PUBLISHED / NOVEMBER 2019
Presenting your Designs with Confidence
I’m always excited to see my designers present their work for review. As a design manager, my most immediate opportunity to guide and support them is in the critique that follows. Whether the designer’s presenting to just myself or a larger team, it’s a big learning opportunity for all parties involved — one I take seriously.
But too many times, designers’ presentations have played out like so:
Designer: Here’s the work I did, it’s really not that good.
Me: Way to sell it.
Designer: Yeah, I’ve done better.
I get it, they’re hedging their bets. They might think downplaying the work will make me want to praise it, as a show of support — or maybe they just lack the security to really discuss it. When I started out, I’d describe my own projects similarly. But trial and error taught me just how integral it is to talk with confidence about your work.
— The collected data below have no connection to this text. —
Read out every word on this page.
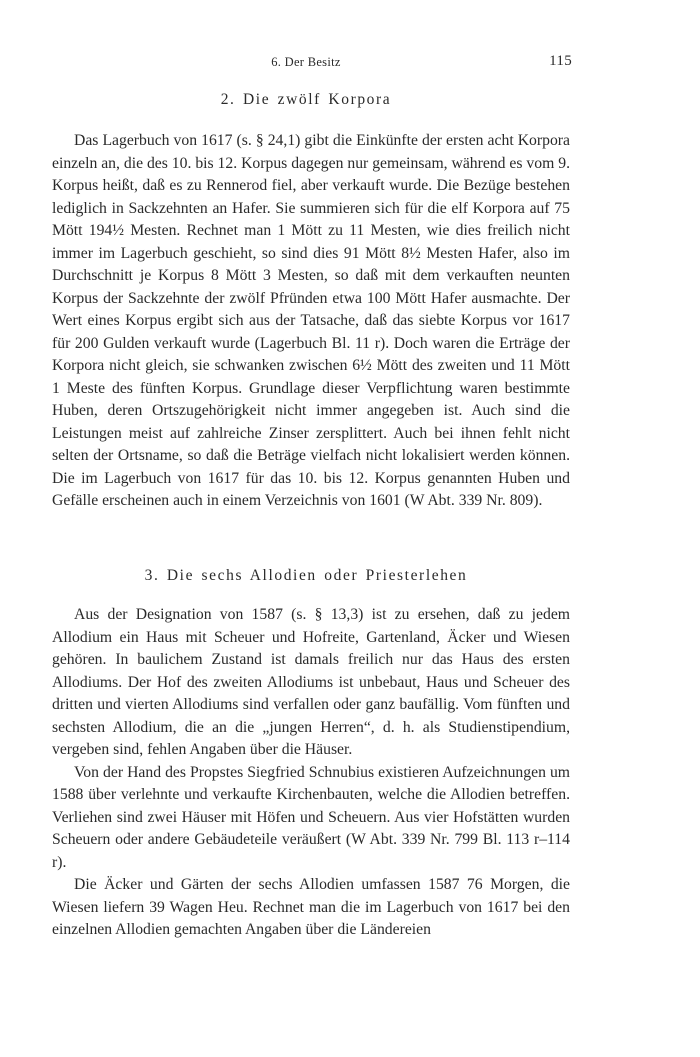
6. Der Besitz	115
2. Die zwölf Korpora

Das Lagerbuch von 1617 (s. § 24,1) gibt die Einkünfte der ersten acht Korpora einzeln an, die des 10. bis 12. Korpus dagegen nur gemeinsam, während es vom 9. Korpus heißt, daß es zu Rennerod fiel, aber verkauft wurde. Die Bezüge bestehen lediglich in Sackzehnten an Hafer. Sie summieren sich für die elf Korpora auf 75 Mött 194½ Mesten. Rechnet man 1 Mött zu 11 Mesten, wie dies freilich nicht immer im Lagerbuch geschieht, so sind dies 91 Mött 8½ Mesten Hafer, also im Durchschnitt je Korpus 8 Mött 3 Mesten, so daß mit dem verkauften neunten Korpus der Sackzehnte der zwölf Pfründen etwa 100 Mött Hafer ausmachte. Der Wert eines Korpus ergibt sich aus der Tatsache, daß das siebte Korpus vor 1617 für 200 Gulden verkauft wurde (Lagerbuch Bl. 11 r). Doch waren die Erträge der Korpora nicht gleich, sie schwanken zwischen 6½ Mött des zweiten und 11 Mött 1 Meste des fünften Korpus. Grundlage dieser Verpflichtung waren bestimmte Huben, deren Ortszugehörigkeit nicht immer angegeben ist. Auch sind die Leistungen meist auf zahlreiche Zinser zersplittert. Auch bei ihnen fehlt nicht selten der Ortsname, so daß die Beträge vielfach nicht lokalisiert werden können. Die im Lagerbuch von 1617 für das 10. bis 12. Korpus genannten Huben und Gefälle erscheinen auch in einem Verzeichnis von 1601 (W Abt. 339 Nr. 809).

3. Die sechs Allodien oder Priesterlehen

Aus der Designation von 1587 (s. § 13,3) ist zu ersehen, daß zu jedem Allodium ein Haus mit Scheuer und Hofreite, Gartenland, Äcker und Wiesen gehören. In baulichem Zustand ist damals freilich nur das Haus des ersten Allodiums. Der Hof des zweiten Allodiums ist unbebaut, Haus und Scheuer des dritten und vierten Allodiums sind verfallen oder ganz baufällig. Vom fünften und sechsten Allodium, die an die „jungen Herren“, d. h. als Studienstipendium, vergeben sind, fehlen Angaben über die Häuser.

Von der Hand des Propstes Siegfried Schnubius existieren Aufzeichnungen um 1588 über verlehnte und verkaufte Kirchenbauten, welche die Allodien betreffen. Verliehen sind zwei Häuser mit Höfen und Scheuern. Aus vier Hofstätten wurden Scheuern oder andere Gebäudeteile veräußert (W Abt. 339 Nr. 799 Bl. 113 r–114 r).

Die Äcker und Gärten der sechs Allodien umfassen 1587 76 Morgen, die Wiesen liefern 39 Wagen Heu. Rechnet man die im Lagerbuch von 1617 bei den einzelnen Allodien gemachten Angaben über die Ländereien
Keep in mind: the manager reviewing your project wants to learn as much as they can. It’s their job to provide helpful feedback, and it’s the designer’s to make this as easy as possible for them. Convey every step in your process, if necessary — first drafts, alternative designs, dead ends and promising leads — to guide your audience through. Own your responses to the challenges that came up and praise the good in them. Make sure to define exactly how you think your design solves the given problem. If you believe improvements can be made — where?
While it’s key to remain open to the variety of perspectives a review welcomes, preparing questions pre-review can help your audience as much as it can help you. It can help you focus the feedback on whatever aspects of the project you’re least sure about. What exactly do you need to know in order to plan concrete next steps, and what questions can you pose to find this out? Asking about the specifics can even help those who are reviewing your work and unsure where to start; point them in the right direction.
To present a project positively is to honor the time, energy, and ideas that went into it. By contrast, downplaying the work forces your audience to pry, and ask questions you likely should already have answered. If you genuinely don’t feel the project you’re presenting is the best possible solution, being confident about it doesn’t mean disregarding its faults — it means believing that feedback can only help.
When I see a designer present their work positively, I see a designer open to improvement. As a manager, whether I’m reviewing with my team or hiring new talent, I want everyone on board to possess confidence like it’s a talent. My designers need to show me that they’ve thought through all the possibilities before I ask. Because from my perspective, a presentation can say as much about the presenter as the project in question.